Still... the romance of it all...!
The counterpoint there is it gives lots of reasons to make so many more, increasing proliferation worries.
However, there's an SF novel that just came out that features nuclear pulse: Fenrir, by Ryk Spoor and (posthumously) Eric Flint. I enjoyed it.
https://en.wikipedia.org/wiki/Heavy_ion_fusion
but the accelerator needs like 100 barrels that are each 1 km. Maybe you can build a generation starship with that but whatever it is it's going to be big.
Of course there was 'the shadow of the Bomb'. From bold, almost reckless experimentation (Mercury, Gemini, early Apollo, things shifted to safety-optimized, cost-constrained engineering. And there was Cost and Politics; the post-Apollo world didn’t want to colonize the solar system. It wanted low Earth orbit, and safe returns.
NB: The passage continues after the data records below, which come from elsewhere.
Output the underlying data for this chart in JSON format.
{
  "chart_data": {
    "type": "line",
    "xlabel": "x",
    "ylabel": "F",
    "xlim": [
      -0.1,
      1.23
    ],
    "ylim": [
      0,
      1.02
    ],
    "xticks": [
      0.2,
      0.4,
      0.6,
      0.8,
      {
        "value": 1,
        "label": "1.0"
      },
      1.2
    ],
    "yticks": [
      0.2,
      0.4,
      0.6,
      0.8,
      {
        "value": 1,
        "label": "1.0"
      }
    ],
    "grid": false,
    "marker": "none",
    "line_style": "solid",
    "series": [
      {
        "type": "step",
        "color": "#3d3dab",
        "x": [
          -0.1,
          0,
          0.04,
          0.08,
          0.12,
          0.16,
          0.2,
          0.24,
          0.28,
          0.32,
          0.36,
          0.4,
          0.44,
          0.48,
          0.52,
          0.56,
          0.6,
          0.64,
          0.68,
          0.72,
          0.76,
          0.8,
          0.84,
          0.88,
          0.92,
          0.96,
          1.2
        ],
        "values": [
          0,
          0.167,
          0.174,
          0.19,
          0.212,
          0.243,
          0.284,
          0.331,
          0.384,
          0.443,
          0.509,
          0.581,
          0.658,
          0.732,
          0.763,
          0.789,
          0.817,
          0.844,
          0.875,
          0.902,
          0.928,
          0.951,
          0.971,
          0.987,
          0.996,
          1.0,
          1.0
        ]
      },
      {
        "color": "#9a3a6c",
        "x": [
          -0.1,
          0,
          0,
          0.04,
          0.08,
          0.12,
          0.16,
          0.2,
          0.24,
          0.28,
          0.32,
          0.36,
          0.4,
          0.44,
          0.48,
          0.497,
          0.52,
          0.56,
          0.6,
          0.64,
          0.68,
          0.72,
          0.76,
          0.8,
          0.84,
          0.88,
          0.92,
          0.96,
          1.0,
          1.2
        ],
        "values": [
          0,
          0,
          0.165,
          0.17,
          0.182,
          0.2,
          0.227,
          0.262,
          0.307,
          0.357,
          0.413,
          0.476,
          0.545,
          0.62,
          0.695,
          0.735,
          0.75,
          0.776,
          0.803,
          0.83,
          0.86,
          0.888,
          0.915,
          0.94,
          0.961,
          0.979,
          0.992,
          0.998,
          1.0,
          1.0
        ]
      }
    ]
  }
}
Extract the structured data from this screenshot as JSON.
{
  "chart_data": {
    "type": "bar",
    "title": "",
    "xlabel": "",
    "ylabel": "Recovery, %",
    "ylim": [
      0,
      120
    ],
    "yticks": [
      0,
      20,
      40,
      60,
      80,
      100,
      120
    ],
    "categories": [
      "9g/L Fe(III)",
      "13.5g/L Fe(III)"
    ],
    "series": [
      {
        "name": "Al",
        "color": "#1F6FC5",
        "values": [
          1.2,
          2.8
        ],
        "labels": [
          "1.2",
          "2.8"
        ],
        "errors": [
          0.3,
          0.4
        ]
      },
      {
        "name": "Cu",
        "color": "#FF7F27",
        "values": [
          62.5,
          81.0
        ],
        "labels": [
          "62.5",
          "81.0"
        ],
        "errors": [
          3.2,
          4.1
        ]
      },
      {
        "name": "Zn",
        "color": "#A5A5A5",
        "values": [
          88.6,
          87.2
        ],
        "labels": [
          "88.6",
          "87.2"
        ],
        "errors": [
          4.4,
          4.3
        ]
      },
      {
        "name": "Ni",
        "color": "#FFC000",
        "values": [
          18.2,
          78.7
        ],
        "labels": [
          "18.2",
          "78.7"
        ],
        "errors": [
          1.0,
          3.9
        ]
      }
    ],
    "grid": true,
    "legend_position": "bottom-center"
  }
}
Budgets followed.
Kinda sad.
https://ia800108.us.archive.org/view_archive.php?archive=/24...
Very cool.
But I don't see us putting a a 1000 kilometer lens into orbit anytime soon, and that multi-terawatt (sustained!) laser system sounds like a bit of a headache, too...
I guess this will be the Niven-Pournelle thread.
If the DFD takes 10 years to get there it means it would need to be launched in 40 years. That's quite a timeline.
Amazing that an organization can keep budgeting and planning for such a long project.